The Parable of The Crab from AmazonThe downside with preaching is that it turns away those who don’t respond. A parable doesn’t do this because if you don’t have revelation it’s only a story and where’s the offence in a story? The one who doesn’t get a parable may still get it another day, when he is ready to hear the deeper meaning. The one who doesn’t respond to preaching is likely to learn their lesson and steer clear in future.

Back when I first came to faith there was an accent on rallies, crusades, missions to get people to hear a famous preacher. And they worked; they reaped their harvest and many people came to faith. But at the same time many more were turned off evangelism. I believe that what I see around me in the UK is the result of this. We are left with the toxic waste of caution, cynicism and contempt for the church and its message. I don’t believe that preaching will do it for this generation. They’ve had it and they didn’t like it. They’ve had the inoculation and are now immune to it. 

Today, few people like being preached at or lectured to. So isn’t it time for some subtlety, some coyness, and the layered beauty of parables? Isn’t it time to re-discover what Jesus always understood?

(a) Matt 13:34 – (b) Matt 13:36 – (c) Luke 8:10 (& quoting Isaiah 6:9)

7 thoughts on “Parables, Preaching and Toxic Waste”

  1. This is awesome… and its an incredible revelation of how Jesus will meet us at the well of our lives and communicate with us on a level we will understand… and then we can feel comfortable to ask Him for living waters that we may never thirst again… because now… we know who He is. Awesome. Thank you for sharing God’s gift in you with us…

  2. I loved this blog! It’s packed with wisdom and understanding for things of this generation! As a speaker in the making and farely young I can agree with the points of preaching verses talking. The fasinating thing to me is when Jesus spoke to the chrowds in parables he spoke in ways that caused disruption, and moved people to a higher quality of being not doing! For instance He being Jesus said things like “Eat my flesh and Drink my blood” Calling up in a proud people the radical selling out that was needed. Jesus was and is everything that we desired in a friend, father and speaker. His motives were not to seek fame but to disrupt a world that was and has fallen under a religious fog.. All in all good job and recommend that this be read!

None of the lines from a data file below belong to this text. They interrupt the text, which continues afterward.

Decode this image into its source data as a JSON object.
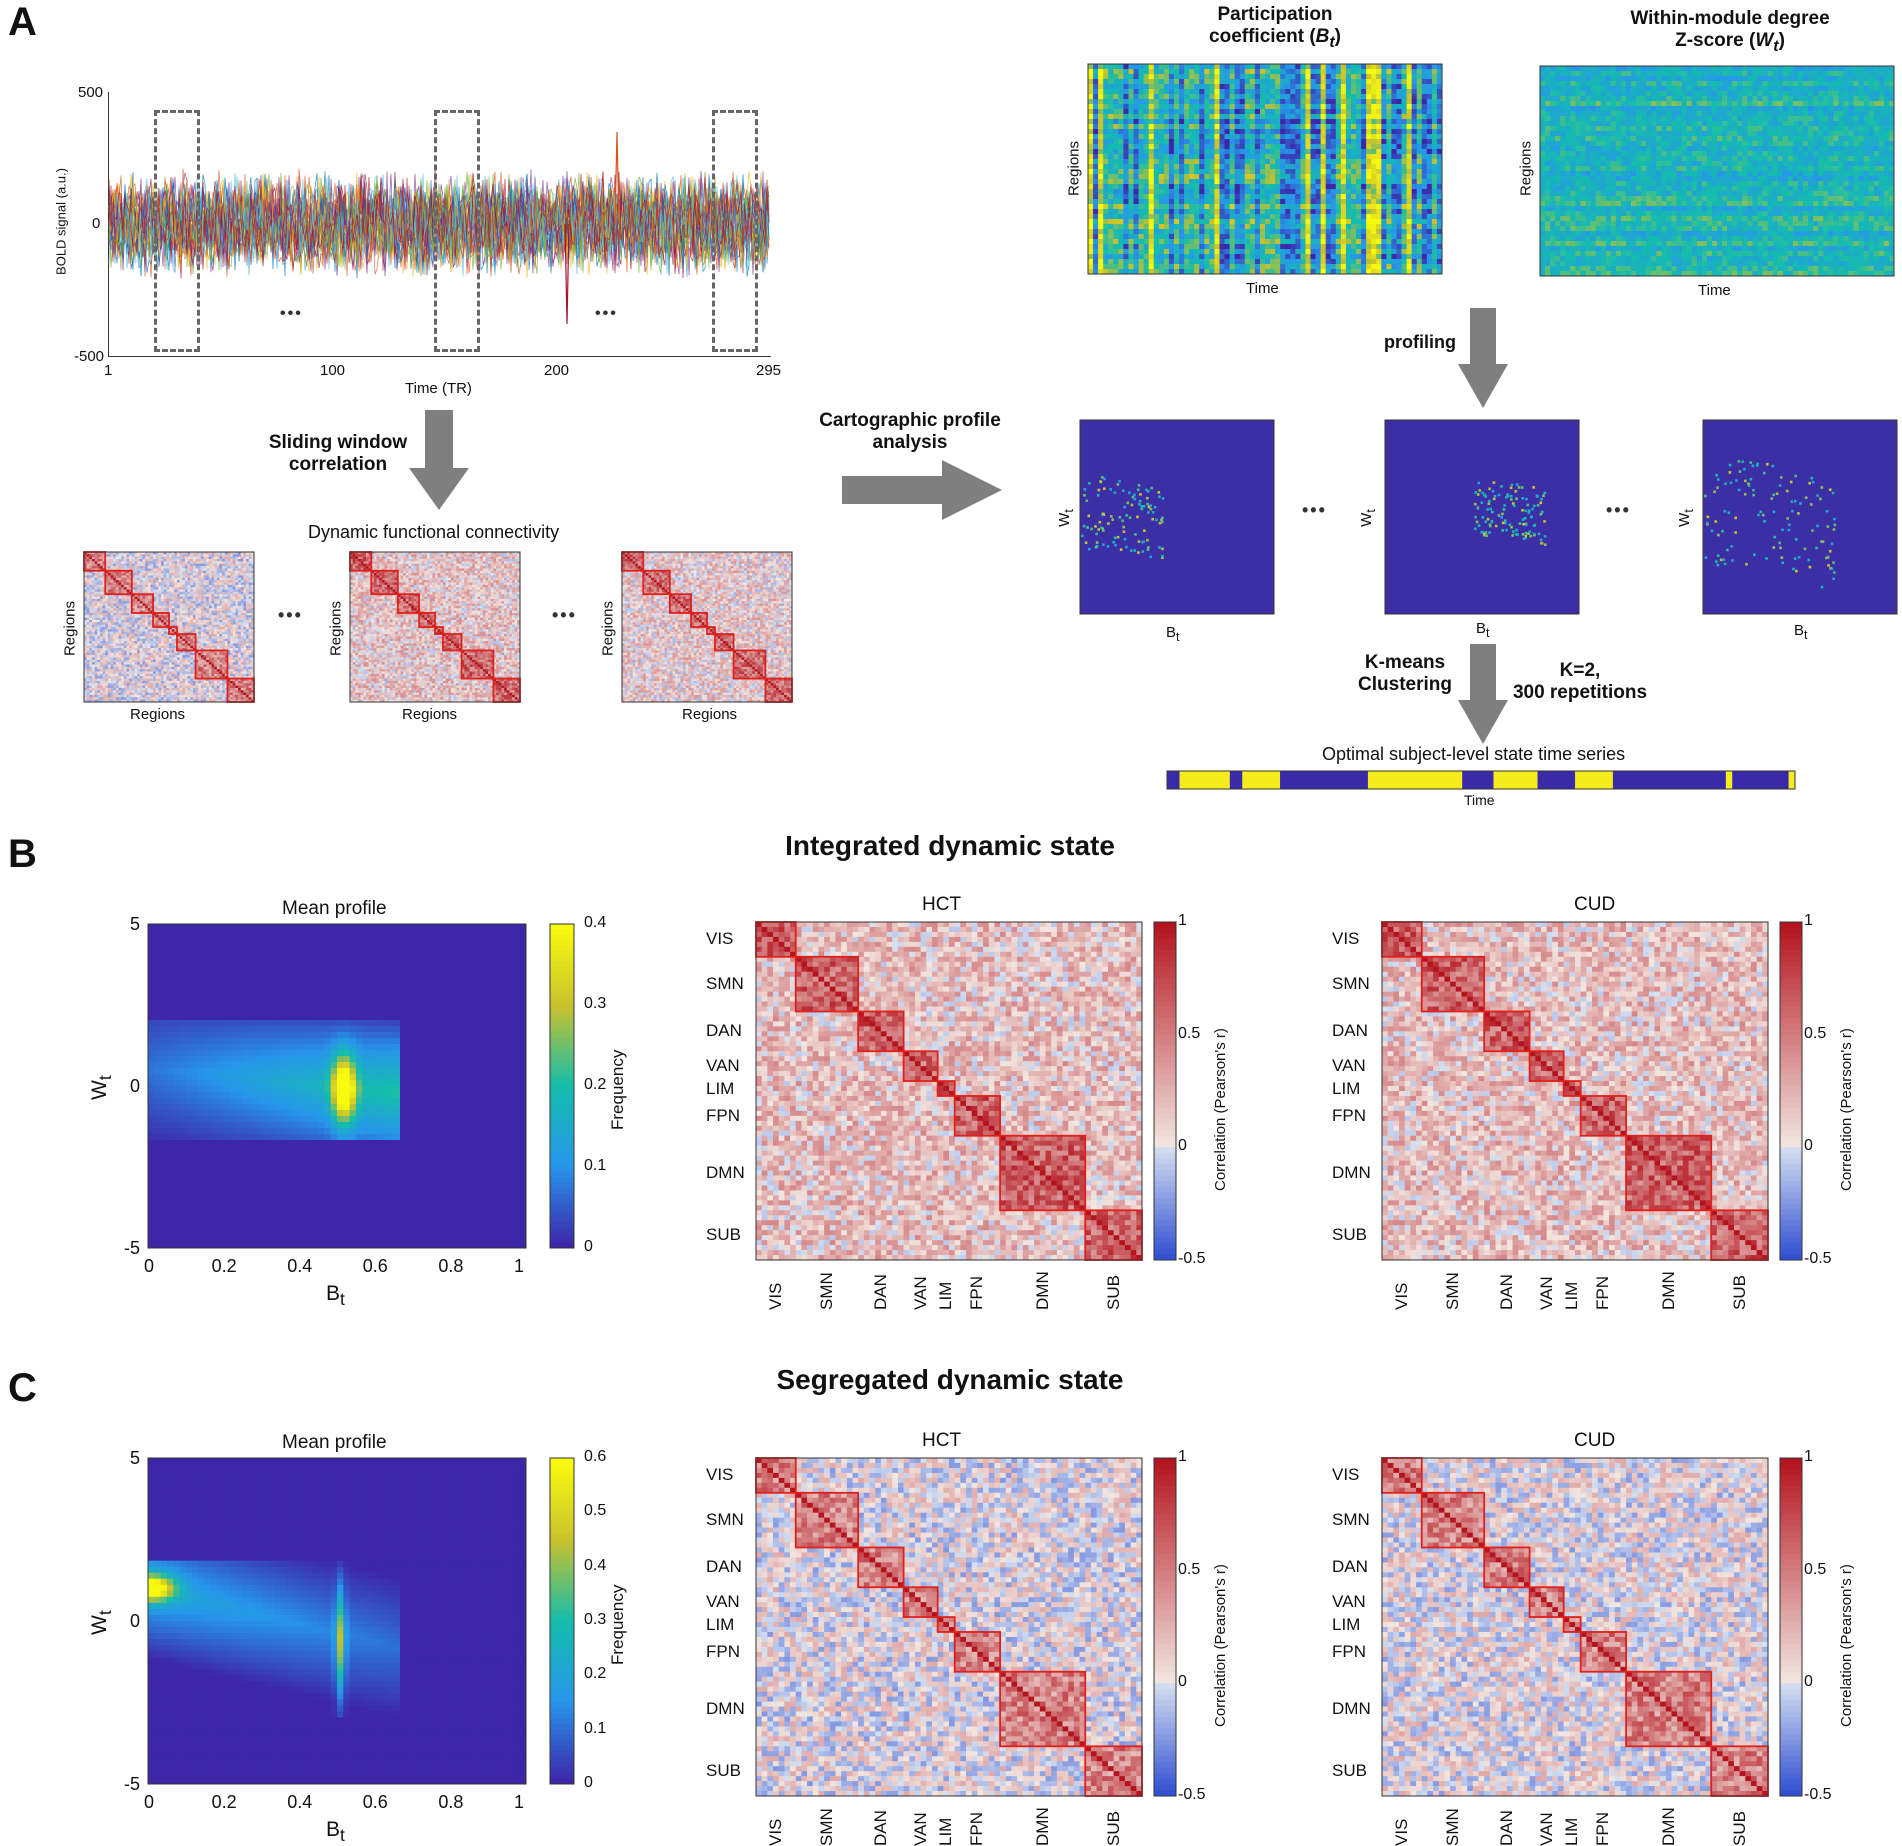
{
  "panel_labels": {
    "a": "A",
    "b": "B",
    "c": "C"
  },
  "panel_a": {
    "bold_plot": {
      "ylabel": "BOLD signal (a.u.)",
      "xlabel": "Time (TR)",
      "yticks": [
        "500",
        "0",
        "-500"
      ],
      "xticks": [
        "1",
        "100",
        "200",
        "295"
      ],
      "ellipsis": "•••"
    },
    "arrows": {
      "sliding": "Sliding window\ncorrelation",
      "cartographic": "Cartographic profile\nanalysis",
      "profiling": "profiling",
      "kmeans": "K-means\nClustering",
      "kparams": "K=2,\n300 repetitions"
    },
    "dfc": {
      "title": "Dynamic functional connectivity",
      "xlabel": "Regions",
      "ylabel": "Regions",
      "ellipsis": "•••"
    },
    "pc_map": {
      "title_line1": "Participation",
      "title_line2": "coefficient (",
      "title_sym": "B",
      "title_sub": "t",
      "title_end": ")",
      "xlabel": "Time",
      "ylabel": "Regions"
    },
    "wz_map": {
      "title_line1": "Within-module degree",
      "title_line2": "Z-score (",
      "title_sym": "W",
      "title_sub": "t",
      "title_end": ")",
      "xlabel": "Time",
      "ylabel": "Regions"
    },
    "profiles": {
      "xlabel": "B",
      "ylabel": "W",
      "sub": "t",
      "ellipsis": "•••"
    },
    "state_series": {
      "title": "Optimal subject-level state time series",
      "xlabel": "Time",
      "yellow": "#f5ec1c",
      "blue": "#3b2aa8"
    }
  },
  "panel_b": {
    "title": "Integrated dynamic state",
    "mean_profile": {
      "title": "Mean profile",
      "colorbar_label": "Frequency",
      "cbar_ticks": [
        "0.4",
        "0.3",
        "0.2",
        "0.1",
        "0"
      ]
    },
    "hct": {
      "title": "HCT"
    },
    "cud": {
      "title": "CUD"
    }
  },
  "panel_c": {
    "title": "Segregated dynamic state",
    "mean_profile": {
      "title": "Mean profile",
      "colorbar_label": "Frequency",
      "cbar_ticks": [
        "0.6",
        "0.5",
        "0.4",
        "0.3",
        "0.2",
        "0.1",
        "0"
      ]
    },
    "hct": {
      "title": "HCT"
    },
    "cud": {
      "title": "CUD"
    }
  },
  "profile_axes": {
    "xticks": [
      "0",
      "0.2",
      "0.4",
      "0.6",
      "0.8",
      "1"
    ],
    "yticks": [
      "5",
      "0",
      "-5"
    ],
    "xlabel": "B",
    "ylabel": "W",
    "sub": "t"
  },
  "corr_colorbar": {
    "label": "Correlation (Pearson's r)",
    "ticks": [
      "1",
      "0.5",
      "0",
      "-0.5"
    ]
  },
  "networks": [
    "VIS",
    "SMN",
    "DAN",
    "VAN",
    "LIM",
    "FPN",
    "DMN",
    "SUB"
  ],
  "colors": {
    "heat_red": "#c0392b",
    "heat_blue": "#3b5bd6",
    "parula_dark": "#3c2fa6",
    "parula_yellow": "#f9e720",
    "module_box": "#e0201a",
    "arrow": "#7f7f7f"
  }
}
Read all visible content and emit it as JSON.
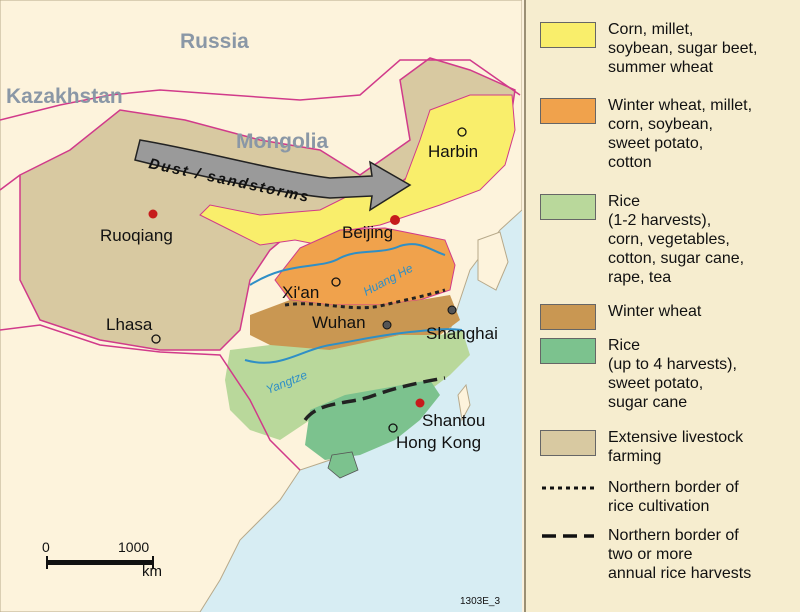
{
  "map": {
    "countries": {
      "russia": "Russia",
      "kazakhstan": "Kazakhstan",
      "mongolia": "Mongolia"
    },
    "arrow_label": "Dust / sandstorms",
    "cities": {
      "harbin": "Harbin",
      "beijing": "Beijing",
      "ruoqiang": "Ruoqiang",
      "xian": "Xi'an",
      "wuhan": "Wuhan",
      "lhasa": "Lhasa",
      "shanghai": "Shanghai",
      "shantou": "Shantou",
      "hong_kong": "Hong Kong"
    },
    "rivers": {
      "huang_he": "Huang He",
      "yangtze": "Yangtze"
    },
    "scale": {
      "start": "0",
      "end": "1000",
      "unit": "km"
    },
    "code": "1303E_3",
    "colors": {
      "sea": "#d7edf3",
      "land_other": "#fdf3dc",
      "livestock": "#d8c9a1",
      "corn_millet": "#f9ee6b",
      "winter_wheat_millet": "#f0a24c",
      "rice_1_2": "#b9d89b",
      "winter_wheat": "#c99752",
      "rice_4": "#7cc28e",
      "borders": "#d13a8a"
    }
  },
  "legend": {
    "items": [
      {
        "label": "Corn, millet,\nsoybean, sugar beet,\nsummer wheat",
        "color": "#f9ee6b"
      },
      {
        "label": "Winter wheat, millet,\ncorn, soybean,\nsweet potato,\ncotton",
        "color": "#f0a24c"
      },
      {
        "label": "Rice\n(1-2 harvests),\ncorn, vegetables,\ncotton, sugar cane,\nrape, tea",
        "color": "#b9d89b"
      },
      {
        "label": "Winter wheat",
        "color": "#c99752"
      },
      {
        "label": "Rice\n(up to 4 harvests),\nsweet potato,\nsugar cane",
        "color": "#7cc28e"
      },
      {
        "label": "Extensive livestock\nfarming",
        "color": "#d8c9a1"
      },
      {
        "label": "Northern border of\nrice cultivation",
        "line": "dotted"
      },
      {
        "label": "Northern border of\ntwo or more\nannual rice harvests",
        "line": "dashed"
      }
    ]
  }
}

  3. Awesome stuff! I’m reading the book “Pagan Christianity” right now. A big part of the book is about how the practice of preaching isn’t even really biblical. It focuses on the what they call the “new-testament church” I think you are so right about this generation being tired of getting a message thrown at them. What people want to experience is real, genuine Christ, not toxic waste. I want to hear Him speak to me in my life.

    I was on the lukewarm path until Jesus came and set me on fire when I realized He was a real person and His parables made applicable sense to me.

  4. Thanks for the comments Dylan, I have the follow on book by Frank Viola ‘Reimagining Church’ but I haven’t got around to reading it yet – maybe I should.